Eyes scanning the names of the records in the ancient, wonky Wurlitzer jukebox, Kerry tried to remember which hoary old rock songs Ollie’s uncle liked best, but her mind had gone blank. Quickly, hearing footsteps and voices coming out of the kitchen, she hammered in the codes for a Paul Weller track, a Rolling Stones classic and John Lennon’s Imagine – which seemed a good bet for sending out a message of forgiveness – and hurried over to join Anna, Ollie and his uncle in the booth by the window.
“It’s my fault too, Nick,” she found herself saying in a tiny voice.
“Aw, forget it, Kerry,” Nick shrugged, waving his hand dismissively in the air.
> Kerry glanced across at Ollie, whose shoulders seemed to visibly sink with relief at Nick’s words. The crisis was over – which was good, considering the temperamental jukebox was up to its usual tricks and had begun to play Imagine at twice its normal speed, as if it was being sung by a hyperactive pixie rather than a rock icon.
“Anyhow, anyhow,” said Nick wearily, as if the whole confrontation with his nephew had exhausted him, “I’ve got some news. I was finalising it just now on the phone…”
“What news?” asked Anna, looking slightly concerned.
“Well…” said Nick slowly, dragging the moment of anticipation out, “I’m going to America on Monday.”
“What?” exclaimed OIlie in surprise. The last thing he’d heard was that Nick was going to take a few days off and maybe visit some old mates in Manchester or just hang out and chill in his flat.
“Yep – I’m going on a ‘Home of the Blues’ Music Tour. Two weeks, taking in Memphis, Nashville, even Elvis’s Graceland…” Nick sighed happily.
“But I thought you saw plenty of America when you used to be a roadie for all those bands years ago?” OIlie quizzed him.

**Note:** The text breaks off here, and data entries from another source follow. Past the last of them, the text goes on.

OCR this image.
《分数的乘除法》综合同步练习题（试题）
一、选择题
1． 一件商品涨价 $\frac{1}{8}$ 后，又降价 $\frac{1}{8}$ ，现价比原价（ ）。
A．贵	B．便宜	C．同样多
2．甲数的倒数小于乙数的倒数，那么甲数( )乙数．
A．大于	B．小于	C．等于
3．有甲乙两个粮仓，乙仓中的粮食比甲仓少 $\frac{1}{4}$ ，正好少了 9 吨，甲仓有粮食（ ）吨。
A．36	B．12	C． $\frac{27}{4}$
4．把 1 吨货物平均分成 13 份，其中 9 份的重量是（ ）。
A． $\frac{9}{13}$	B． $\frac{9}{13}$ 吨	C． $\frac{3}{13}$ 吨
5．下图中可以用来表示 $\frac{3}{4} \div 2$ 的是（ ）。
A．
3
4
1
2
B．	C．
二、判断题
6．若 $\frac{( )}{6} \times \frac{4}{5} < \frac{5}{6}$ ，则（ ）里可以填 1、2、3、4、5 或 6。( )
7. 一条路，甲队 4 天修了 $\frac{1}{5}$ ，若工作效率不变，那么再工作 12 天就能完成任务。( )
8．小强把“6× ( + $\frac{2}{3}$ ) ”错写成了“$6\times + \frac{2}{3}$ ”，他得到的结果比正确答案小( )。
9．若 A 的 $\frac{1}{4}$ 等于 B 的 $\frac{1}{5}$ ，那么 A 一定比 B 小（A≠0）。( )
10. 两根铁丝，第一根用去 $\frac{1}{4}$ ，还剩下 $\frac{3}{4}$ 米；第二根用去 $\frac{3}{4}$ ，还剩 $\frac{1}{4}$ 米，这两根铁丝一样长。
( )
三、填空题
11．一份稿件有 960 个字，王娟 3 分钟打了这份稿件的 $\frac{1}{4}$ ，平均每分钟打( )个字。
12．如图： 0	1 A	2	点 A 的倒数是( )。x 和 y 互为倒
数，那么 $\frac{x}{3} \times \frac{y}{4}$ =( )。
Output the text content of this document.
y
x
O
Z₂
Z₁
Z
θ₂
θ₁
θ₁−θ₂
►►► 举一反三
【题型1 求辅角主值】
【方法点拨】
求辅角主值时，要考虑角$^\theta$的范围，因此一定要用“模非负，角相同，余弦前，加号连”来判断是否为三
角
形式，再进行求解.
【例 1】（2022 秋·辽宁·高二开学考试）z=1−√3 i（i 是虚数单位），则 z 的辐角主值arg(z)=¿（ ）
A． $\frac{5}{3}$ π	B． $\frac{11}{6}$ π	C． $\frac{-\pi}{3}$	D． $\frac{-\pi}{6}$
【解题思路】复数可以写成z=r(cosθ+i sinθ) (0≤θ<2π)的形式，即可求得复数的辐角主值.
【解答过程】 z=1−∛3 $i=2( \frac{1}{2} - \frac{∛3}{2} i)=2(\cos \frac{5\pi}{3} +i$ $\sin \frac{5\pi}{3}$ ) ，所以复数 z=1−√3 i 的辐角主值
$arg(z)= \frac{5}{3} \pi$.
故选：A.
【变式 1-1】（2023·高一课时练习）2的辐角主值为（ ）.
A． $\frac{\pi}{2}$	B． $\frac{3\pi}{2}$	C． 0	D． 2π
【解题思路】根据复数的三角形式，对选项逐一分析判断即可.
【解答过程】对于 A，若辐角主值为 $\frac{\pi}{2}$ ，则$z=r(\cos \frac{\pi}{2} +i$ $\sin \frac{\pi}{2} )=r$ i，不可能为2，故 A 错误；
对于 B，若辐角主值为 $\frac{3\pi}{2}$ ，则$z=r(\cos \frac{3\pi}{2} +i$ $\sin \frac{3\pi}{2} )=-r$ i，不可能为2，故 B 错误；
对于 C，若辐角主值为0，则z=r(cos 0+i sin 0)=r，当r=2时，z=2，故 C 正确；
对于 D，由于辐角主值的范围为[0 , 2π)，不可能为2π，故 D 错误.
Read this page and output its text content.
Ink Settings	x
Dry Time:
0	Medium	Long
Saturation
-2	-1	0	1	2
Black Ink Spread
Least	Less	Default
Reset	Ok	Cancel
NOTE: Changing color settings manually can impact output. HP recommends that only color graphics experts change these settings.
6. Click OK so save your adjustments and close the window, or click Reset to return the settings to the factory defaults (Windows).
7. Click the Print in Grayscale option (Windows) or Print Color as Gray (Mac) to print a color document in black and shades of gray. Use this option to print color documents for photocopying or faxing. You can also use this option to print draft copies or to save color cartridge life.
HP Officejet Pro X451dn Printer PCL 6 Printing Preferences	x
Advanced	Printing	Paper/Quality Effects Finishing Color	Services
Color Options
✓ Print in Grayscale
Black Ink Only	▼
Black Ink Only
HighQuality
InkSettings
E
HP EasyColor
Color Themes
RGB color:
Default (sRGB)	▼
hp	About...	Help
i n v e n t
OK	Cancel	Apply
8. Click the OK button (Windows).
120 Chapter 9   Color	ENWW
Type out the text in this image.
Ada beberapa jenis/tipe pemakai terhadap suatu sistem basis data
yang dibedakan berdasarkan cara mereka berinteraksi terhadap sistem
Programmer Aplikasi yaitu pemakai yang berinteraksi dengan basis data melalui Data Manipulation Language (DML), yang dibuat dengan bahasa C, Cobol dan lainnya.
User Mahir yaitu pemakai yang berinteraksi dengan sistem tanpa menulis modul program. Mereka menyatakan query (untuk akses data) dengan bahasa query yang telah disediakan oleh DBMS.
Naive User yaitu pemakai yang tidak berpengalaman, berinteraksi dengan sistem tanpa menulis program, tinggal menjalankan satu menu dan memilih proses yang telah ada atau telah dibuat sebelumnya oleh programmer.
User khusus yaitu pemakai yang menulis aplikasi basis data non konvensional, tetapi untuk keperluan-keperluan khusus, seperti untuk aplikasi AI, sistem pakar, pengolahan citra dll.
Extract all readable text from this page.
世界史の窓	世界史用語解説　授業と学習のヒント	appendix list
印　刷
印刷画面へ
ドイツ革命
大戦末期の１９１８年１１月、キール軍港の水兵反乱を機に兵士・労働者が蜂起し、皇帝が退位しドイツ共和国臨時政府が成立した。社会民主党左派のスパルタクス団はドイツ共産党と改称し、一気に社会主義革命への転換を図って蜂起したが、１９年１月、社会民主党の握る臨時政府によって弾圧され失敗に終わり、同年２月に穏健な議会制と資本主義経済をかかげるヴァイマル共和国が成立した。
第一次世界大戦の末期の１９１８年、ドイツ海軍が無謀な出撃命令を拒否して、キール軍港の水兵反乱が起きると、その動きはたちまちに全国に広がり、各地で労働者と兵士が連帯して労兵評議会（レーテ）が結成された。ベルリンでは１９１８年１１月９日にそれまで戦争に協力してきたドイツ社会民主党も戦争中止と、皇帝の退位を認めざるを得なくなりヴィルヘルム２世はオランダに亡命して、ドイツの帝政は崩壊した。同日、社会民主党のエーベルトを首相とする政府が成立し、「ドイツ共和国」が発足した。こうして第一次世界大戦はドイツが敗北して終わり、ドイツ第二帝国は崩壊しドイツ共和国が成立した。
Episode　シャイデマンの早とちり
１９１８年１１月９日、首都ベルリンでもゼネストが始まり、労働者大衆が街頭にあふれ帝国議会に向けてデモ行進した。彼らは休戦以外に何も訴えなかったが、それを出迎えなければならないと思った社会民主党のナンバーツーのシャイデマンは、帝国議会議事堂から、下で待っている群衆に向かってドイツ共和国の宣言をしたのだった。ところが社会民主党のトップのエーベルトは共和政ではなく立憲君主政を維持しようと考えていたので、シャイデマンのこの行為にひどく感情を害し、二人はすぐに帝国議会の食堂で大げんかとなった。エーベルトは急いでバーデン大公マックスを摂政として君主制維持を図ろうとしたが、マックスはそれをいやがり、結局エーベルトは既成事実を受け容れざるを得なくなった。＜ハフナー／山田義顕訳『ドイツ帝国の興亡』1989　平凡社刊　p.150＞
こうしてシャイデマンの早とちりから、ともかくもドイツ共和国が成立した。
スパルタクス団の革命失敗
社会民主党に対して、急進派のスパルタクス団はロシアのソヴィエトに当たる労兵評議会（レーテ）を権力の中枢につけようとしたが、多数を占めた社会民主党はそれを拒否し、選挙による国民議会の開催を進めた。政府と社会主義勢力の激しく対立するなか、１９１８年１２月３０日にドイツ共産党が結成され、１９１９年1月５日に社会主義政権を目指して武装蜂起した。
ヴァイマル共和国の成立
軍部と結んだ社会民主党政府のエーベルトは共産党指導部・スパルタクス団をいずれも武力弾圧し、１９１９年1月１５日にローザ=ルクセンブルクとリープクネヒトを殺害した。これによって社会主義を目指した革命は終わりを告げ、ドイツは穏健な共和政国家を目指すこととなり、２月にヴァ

OIlie had grown up hearing all his uncle’s tales of endless touring. Plenty of it was true, he had no doubt – it was some of the so-called ‘close friendships’ with the stars his uncle boasted about that made OIlie have doubts. After all, how many times did wrinkly rockers like Jon Bon Jovi and Tina Turner drop by for a cup of tea in the End?
“Ah, but all you see, being on the road, is the inside of tour buses and the back stages of venues,” Nick explained, a faraway look in his eyes as he reminisced. “You never get a feel for where you are. Nope, this time I’m going to see America for real!”
“But, Monday…!” blinked Anna, her mind buzzing with the implications for the rest of the staff. “How could you decide that fast?”
“I’ve had the brochure for months – even got round to phoning and checking the availability a couple of times,” shrugged Nick, scratching at the dark stubble on his chin. “It wasn’t till the last few days, when I saw how quiet it was here, that I finally thought – go for it, Nick, my son!”